THE KINETICS OF SIMIAN-VIRUS 40-INDUCED PROGRESSION OF QUIESCENT CELLS INTO S-PHASE DEPEND ON 4 INDEPENDENT FUNCTIONS OF LARGE T-ANTIGEN

Microinjection of purified simian virus 40 large-T-antigen protein or DNA encoding T antigen into serum-starved cells stimulates them to re-enter the cell cycle and progress through G(1) into the S phase. Genetic analysis of T antigen indicated that neither its Rb/p107-binding activity nor its p53 binding activity is essential to induce DNA synthesis in CV1P cells.

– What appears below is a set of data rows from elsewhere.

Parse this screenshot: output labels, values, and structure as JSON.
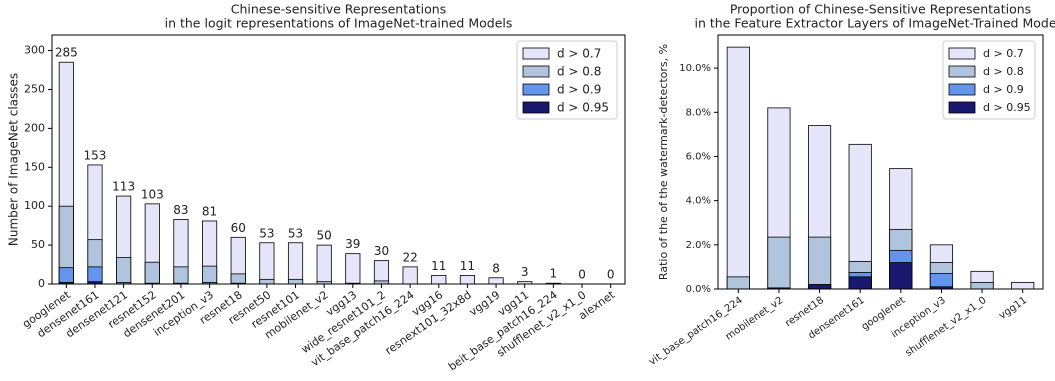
{
  "chart_data": [
    {
      "type": "bar",
      "title": [
        "Chinese-sensitive Representations",
        "in the logit representations of ImageNet-trained Models"
      ],
      "ylabel": "Number of ImageNet classes",
      "categories": [
        "googlenet",
        "densenet161",
        "densenet121",
        "resnet152",
        "densenet201",
        "inception_v3",
        "resnet18",
        "resnet50",
        "resnet101",
        "mobilenet_v2",
        "vgg13",
        "wide_resnet101_2",
        "vit_base_patch16_224",
        "vgg16",
        "resnext101_32x8d",
        "vgg19",
        "vgg11",
        "beit_base_patch16_224",
        "shufflenet_v2_x1_0",
        "alexnet"
      ],
      "series": [
        {
          "name": "d > 0.7",
          "color": "#e6e6fa",
          "values": [
            285,
            153,
            113,
            103,
            83,
            81,
            60,
            53,
            53,
            50,
            39,
            30,
            22,
            11,
            11,
            8,
            3,
            1,
            0,
            0
          ]
        },
        {
          "name": "d > 0.8",
          "color": "#b0c4de",
          "values": [
            100,
            57,
            34,
            28,
            22,
            23,
            13,
            6,
            6,
            3,
            1,
            4,
            0,
            0,
            0,
            0,
            0,
            0,
            0,
            0
          ]
        },
        {
          "name": "d > 0.9",
          "color": "#6495ed",
          "values": [
            21,
            22,
            2,
            1,
            1,
            2,
            1,
            0,
            0,
            0,
            0,
            0,
            0,
            0,
            0,
            0,
            0,
            0,
            0,
            0
          ]
        },
        {
          "name": "d > 0.95",
          "color": "#191970",
          "values": [
            2,
            3,
            0,
            0,
            0,
            0,
            0,
            0,
            0,
            0,
            0,
            0,
            0,
            0,
            0,
            0,
            0,
            0,
            0,
            0
          ]
        }
      ],
      "data_labels": true,
      "ylim": [
        0,
        320
      ],
      "yticks": [
        0,
        50,
        100,
        150,
        200,
        250,
        300
      ],
      "legend": "upper right"
    },
    {
      "type": "bar",
      "title": [
        "Proportion of Chinese-Sensitive Representations",
        "in the Feature Extractor Layers of ImageNet-Trained Models"
      ],
      "ylabel": "Ratio of the of the watermark-detectors, %",
      "categories": [
        "vit_base_patch16_224",
        "mobilenet_v2",
        "resnet18",
        "densenet161",
        "googlenet",
        "inception_v3",
        "shufflenet_v2_x1_0",
        "vgg11"
      ],
      "series": [
        {
          "name": "d > 0.7",
          "color": "#e6e6fa",
          "values": [
            10.95,
            8.2,
            7.4,
            6.55,
            5.45,
            2.0,
            0.8,
            0.3
          ]
        },
        {
          "name": "d > 0.8",
          "color": "#b0c4de",
          "values": [
            0.55,
            2.35,
            2.35,
            1.25,
            2.7,
            1.2,
            0.3,
            0
          ]
        },
        {
          "name": "d > 0.9",
          "color": "#6495ed",
          "values": [
            0,
            0.05,
            0.2,
            0.75,
            1.75,
            0.7,
            0,
            0
          ]
        },
        {
          "name": "d > 0.95",
          "color": "#191970",
          "values": [
            0,
            0.05,
            0.2,
            0.55,
            1.2,
            0.1,
            0,
            0
          ]
        }
      ],
      "data_labels": false,
      "ylim": [
        0,
        11.5
      ],
      "yticks": [
        {
          "value": 0,
          "label": "0.0%"
        },
        {
          "value": 2,
          "label": "2.0%"
        },
        {
          "value": 4,
          "label": "4.0%"
        },
        {
          "value": 6,
          "label": "6.0%"
        },
        {
          "value": 8,
          "label": "8.0%"
        },
        {
          "value": 10,
          "label": "10.0%"
        }
      ],
      "legend": "upper right"
    }
  ]
}
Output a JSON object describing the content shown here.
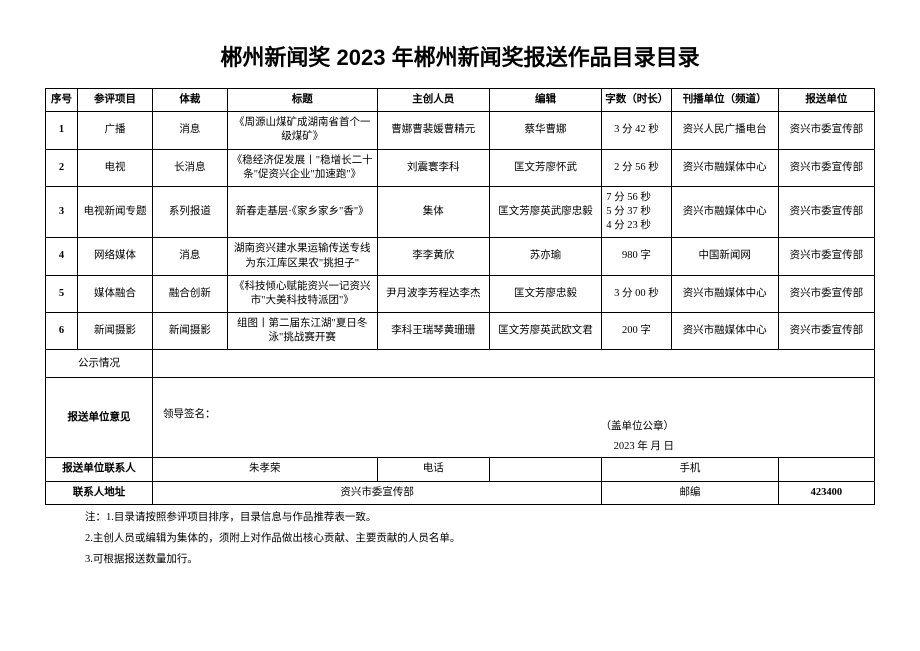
{
  "title": "郴州新闻奖 2023 年郴州新闻奖报送作品目录目录",
  "headers": {
    "seq": "序号",
    "category": "参评项目",
    "genre": "体裁",
    "worktitle": "标题",
    "creator": "主创人员",
    "editor": "编辑",
    "length": "字数（时长）",
    "publisher": "刊播单位（频道）",
    "submitter": "报送单位"
  },
  "rows": [
    {
      "seq": "1",
      "category": "广播",
      "genre": "消息",
      "worktitle": "《周源山煤矿成湖南省首个一级煤矿》",
      "creator": "曹娜曹裴媛曹精元",
      "editor": "蔡华曹娜",
      "length": "3 分 42 秒",
      "publisher": "资兴人民广播电台",
      "submitter": "资兴市委宣传部"
    },
    {
      "seq": "2",
      "category": "电视",
      "genre": "长消息",
      "worktitle": "《稳经济促发展丨\"稳增长二十条\"促资兴企业\"加速跑\"》",
      "creator": "刘震寰李科",
      "editor": "匡文芳廖怀武",
      "length": "2 分 56 秒",
      "publisher": "资兴市融媒体中心",
      "submitter": "资兴市委宣传部"
    },
    {
      "seq": "3",
      "category": "电视新闻专题",
      "genre": "系列报道",
      "worktitle": "新春走基层·《家乡家乡\"香\"》",
      "creator": "集体",
      "editor": "匡文芳廖英武廖忠毅",
      "length": "7 分 56 秒\n5 分 37 秒\n4 分 23 秒",
      "publisher": "资兴市融媒体中心",
      "submitter": "资兴市委宣传部"
    },
    {
      "seq": "4",
      "category": "网络媒体",
      "genre": "消息",
      "worktitle": "湖南资兴建水果运输传送专线为东江库区果农\"挑担子\"",
      "creator": "李李黄欣",
      "editor": "苏亦瑜",
      "length": "980 字",
      "publisher": "中国新闻网",
      "submitter": "资兴市委宣传部"
    },
    {
      "seq": "5",
      "category": "媒体融合",
      "genre": "融合创新",
      "worktitle": "《科技倾心赋能资兴一记资兴市\"大美科技特派团\"》",
      "creator": "尹月波李芳程达李杰",
      "editor": "匡文芳廖忠毅",
      "length": "3 分 00 秒",
      "publisher": "资兴市融媒体中心",
      "submitter": "资兴市委宣传部"
    },
    {
      "seq": "6",
      "category": "新闻摄影",
      "genre": "新闻摄影",
      "worktitle": "组图丨第二届东江湖\"夏日冬泳\"挑战赛开赛",
      "creator": "李科王瑞琴黄珊珊",
      "editor": "匡文芳廖英武欧文君",
      "length": "200 字",
      "publisher": "资兴市融媒体中心",
      "submitter": "资兴市委宣传部"
    }
  ],
  "publicity_label": "公示情况",
  "opinion_label": "报送单位意见",
  "leader_sign": "领导签名：",
  "stamp": "（盖单位公章）",
  "date": "2023 年 月 日",
  "contact_person_label": "报送单位联系人",
  "contact_person": "朱孝荣",
  "phone_label": "电话",
  "mobile_label": "手机",
  "address_label": "联系人地址",
  "address": "资兴市委宣传部",
  "postcode_label": "邮编",
  "postcode": "423400",
  "notes": {
    "prefix": "注：",
    "n1": "1.目录请按照参评项目排序，目录信息与作品推荐表一致。",
    "n2": "2.主创人员或编辑为集体的，须附上对作品做出核心贡献、主要贡献的人员名单。",
    "n3": "3.可根据报送数量加行。"
  }
}
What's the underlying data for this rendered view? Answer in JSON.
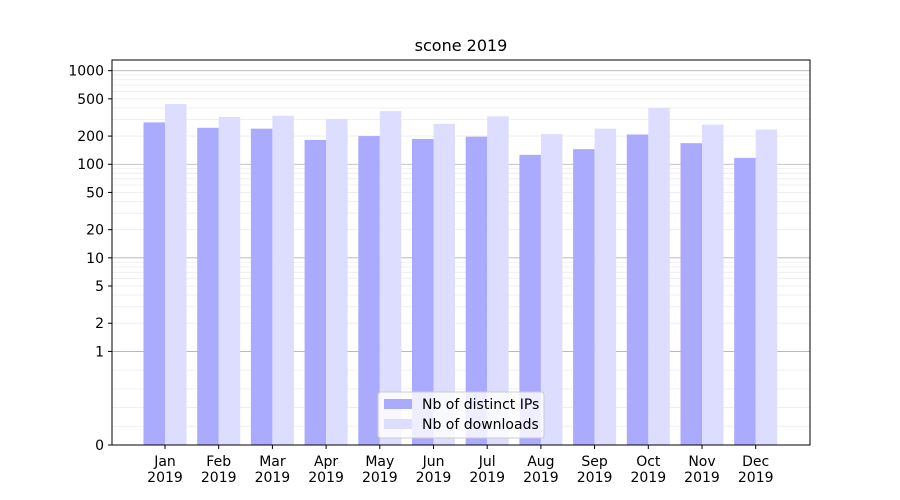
{
  "chart_data": {
    "type": "bar",
    "title": "scone 2019",
    "xlabel": "",
    "ylabel": "",
    "yscale": "symlog",
    "yticks": [
      0,
      1,
      2,
      5,
      10,
      20,
      50,
      100,
      200,
      500,
      1000
    ],
    "ylim": [
      0,
      1300
    ],
    "grid": true,
    "legend_position": "bottom-center",
    "categories": [
      [
        "Jan",
        "2019"
      ],
      [
        "Feb",
        "2019"
      ],
      [
        "Mar",
        "2019"
      ],
      [
        "Apr",
        "2019"
      ],
      [
        "May",
        "2019"
      ],
      [
        "Jun",
        "2019"
      ],
      [
        "Jul",
        "2019"
      ],
      [
        "Aug",
        "2019"
      ],
      [
        "Sep",
        "2019"
      ],
      [
        "Oct",
        "2019"
      ],
      [
        "Nov",
        "2019"
      ],
      [
        "Dec",
        "2019"
      ]
    ],
    "series": [
      {
        "name": "Nb of distinct IPs",
        "color": "#aaaaff",
        "values": [
          280,
          245,
          240,
          182,
          200,
          186,
          197,
          126,
          145,
          208,
          168,
          117
        ]
      },
      {
        "name": "Nb of downloads",
        "color": "#ddddff",
        "values": [
          440,
          320,
          330,
          305,
          370,
          270,
          325,
          210,
          240,
          400,
          265,
          235
        ]
      }
    ]
  }
}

However, T antigens bearing missense mutations that inactivate either activity induced slower progression of the cells into the S phase than did wild-type T antigen. Inactivation of both activities resulted in a T antigen essentially unable to induce DNA synthesis. Missense mutations in either the DNA-binding region or the N terminus also impaired the ability of full-length T antigen to stimulate DNA synthesis in CV1P cells. The wild-type kinetics of cell cycle progression were restored by genetic complementation after coinjection of plasmid DNAs encoding different mutant T antigens or conjection of purified mutant T-antigen proteins, suggesting that the four mitogenic functions of T antigen are independent. The maximal rate of induction of DNA synthesis in secondary primate cells and established rodent cell lines required the same four functions of T antigen. A model to explain how four independent activities could cooperate to stimulate cell cycle progression is presented.